Only with repetition, will new neural networks develop, forming new routines, rituals, and habits. It works like muscle memory. Little by little, novel automatisms emerge, favoring progress in many facets of life. New neuronal connections are reinforced by repeated actions and the old circuitry fades into the background. The Client can now follow through on certain actions without thinking about it. The awareness of the original goal fades into the background and actions are carried out effortlessly. New thoughts and emotional patterns will surface as a result of these automatisms.
Client Transformational Cycle
Amazing breakthroughs may now take place, not out of obsession about achieving a given goal, but through consistent action motivated at the level of all the four Aspects of Being.

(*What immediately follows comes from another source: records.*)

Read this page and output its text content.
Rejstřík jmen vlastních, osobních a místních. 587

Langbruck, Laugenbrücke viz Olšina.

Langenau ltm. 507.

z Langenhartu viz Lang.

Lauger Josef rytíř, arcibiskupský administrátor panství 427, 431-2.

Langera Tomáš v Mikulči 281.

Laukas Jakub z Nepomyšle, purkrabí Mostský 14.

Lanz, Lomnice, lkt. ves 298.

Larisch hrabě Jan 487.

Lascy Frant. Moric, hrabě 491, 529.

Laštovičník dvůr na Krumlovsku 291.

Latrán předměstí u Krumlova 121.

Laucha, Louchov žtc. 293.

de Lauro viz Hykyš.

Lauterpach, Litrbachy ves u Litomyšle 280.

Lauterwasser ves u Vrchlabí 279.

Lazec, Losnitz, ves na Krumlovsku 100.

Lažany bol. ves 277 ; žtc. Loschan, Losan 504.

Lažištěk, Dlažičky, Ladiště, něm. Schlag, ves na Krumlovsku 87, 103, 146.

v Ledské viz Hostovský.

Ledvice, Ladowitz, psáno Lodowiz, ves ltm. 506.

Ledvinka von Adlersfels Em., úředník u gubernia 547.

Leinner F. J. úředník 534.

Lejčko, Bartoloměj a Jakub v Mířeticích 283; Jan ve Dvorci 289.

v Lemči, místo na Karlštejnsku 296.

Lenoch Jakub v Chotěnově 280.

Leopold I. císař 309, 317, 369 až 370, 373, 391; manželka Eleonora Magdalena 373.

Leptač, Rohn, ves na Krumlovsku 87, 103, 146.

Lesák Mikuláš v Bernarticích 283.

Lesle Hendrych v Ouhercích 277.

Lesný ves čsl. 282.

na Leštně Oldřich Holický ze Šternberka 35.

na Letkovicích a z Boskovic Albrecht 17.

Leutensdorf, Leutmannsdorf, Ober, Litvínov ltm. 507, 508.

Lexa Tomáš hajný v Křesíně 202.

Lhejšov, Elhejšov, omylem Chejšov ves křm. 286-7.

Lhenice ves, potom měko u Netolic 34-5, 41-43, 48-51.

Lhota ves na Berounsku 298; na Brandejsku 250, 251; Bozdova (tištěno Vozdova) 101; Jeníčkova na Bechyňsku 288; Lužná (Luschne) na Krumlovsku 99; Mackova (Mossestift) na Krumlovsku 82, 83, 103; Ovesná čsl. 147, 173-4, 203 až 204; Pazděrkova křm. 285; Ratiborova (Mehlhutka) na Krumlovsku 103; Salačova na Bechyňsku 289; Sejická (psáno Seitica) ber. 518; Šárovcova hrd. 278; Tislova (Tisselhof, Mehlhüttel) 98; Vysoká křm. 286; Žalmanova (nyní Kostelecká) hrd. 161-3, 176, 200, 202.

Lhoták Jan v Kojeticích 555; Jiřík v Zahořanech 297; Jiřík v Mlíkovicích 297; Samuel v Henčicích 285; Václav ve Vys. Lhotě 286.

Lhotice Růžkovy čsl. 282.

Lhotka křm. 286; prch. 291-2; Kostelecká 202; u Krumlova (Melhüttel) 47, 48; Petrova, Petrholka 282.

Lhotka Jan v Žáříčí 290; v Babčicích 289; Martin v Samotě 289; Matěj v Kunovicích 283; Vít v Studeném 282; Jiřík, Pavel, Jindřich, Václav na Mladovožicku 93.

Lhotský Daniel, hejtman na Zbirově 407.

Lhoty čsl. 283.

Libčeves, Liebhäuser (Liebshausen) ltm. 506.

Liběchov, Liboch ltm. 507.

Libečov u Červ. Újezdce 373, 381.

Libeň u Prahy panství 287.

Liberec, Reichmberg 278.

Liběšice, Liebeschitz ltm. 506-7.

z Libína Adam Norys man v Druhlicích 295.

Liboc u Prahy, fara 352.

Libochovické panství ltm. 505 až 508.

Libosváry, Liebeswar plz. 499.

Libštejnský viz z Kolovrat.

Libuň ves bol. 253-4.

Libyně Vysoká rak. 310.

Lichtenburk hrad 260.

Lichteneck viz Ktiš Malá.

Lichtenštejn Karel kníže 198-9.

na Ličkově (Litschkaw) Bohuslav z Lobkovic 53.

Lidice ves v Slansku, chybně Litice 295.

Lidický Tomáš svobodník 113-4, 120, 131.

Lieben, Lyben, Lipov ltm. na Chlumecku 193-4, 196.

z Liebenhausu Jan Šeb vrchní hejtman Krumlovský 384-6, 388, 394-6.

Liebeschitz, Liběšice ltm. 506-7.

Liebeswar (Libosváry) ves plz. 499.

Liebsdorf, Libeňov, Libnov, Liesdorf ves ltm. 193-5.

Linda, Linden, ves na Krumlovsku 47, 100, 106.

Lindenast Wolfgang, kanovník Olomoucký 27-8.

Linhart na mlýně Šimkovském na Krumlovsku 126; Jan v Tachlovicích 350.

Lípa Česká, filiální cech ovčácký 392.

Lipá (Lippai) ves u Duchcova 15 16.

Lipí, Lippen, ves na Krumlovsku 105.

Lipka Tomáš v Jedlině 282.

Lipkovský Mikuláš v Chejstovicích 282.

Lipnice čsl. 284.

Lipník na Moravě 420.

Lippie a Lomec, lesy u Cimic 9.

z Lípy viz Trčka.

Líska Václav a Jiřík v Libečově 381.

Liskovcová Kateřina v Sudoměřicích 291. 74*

At this stage, the goal is simply to ensure sustained new behavior. The Client’s confidence rises and by the time they graduate from the Coaching Program, they have become competent in aligning their actions with their goals in an increasingly unconscious, natural manner.
The brain will eventually ignore how pleasantly easy it is to enter Stage 4. Over time, new challenges will arise, and the Client will now seek to develop new transformational competence in another area. If this happens, the client is back at stage one – unconscious incompetence – and the learning journey starts all over again. Sometimes Clients will return to the same Coach who guided them on their previous journey.
In summary, the Coach will guide the Client to move away from certain automatisms. With the Coach’s help, the Client will learn to recognize them, actively test new behaviors, and later turn those new modes of functioning into new automated processes.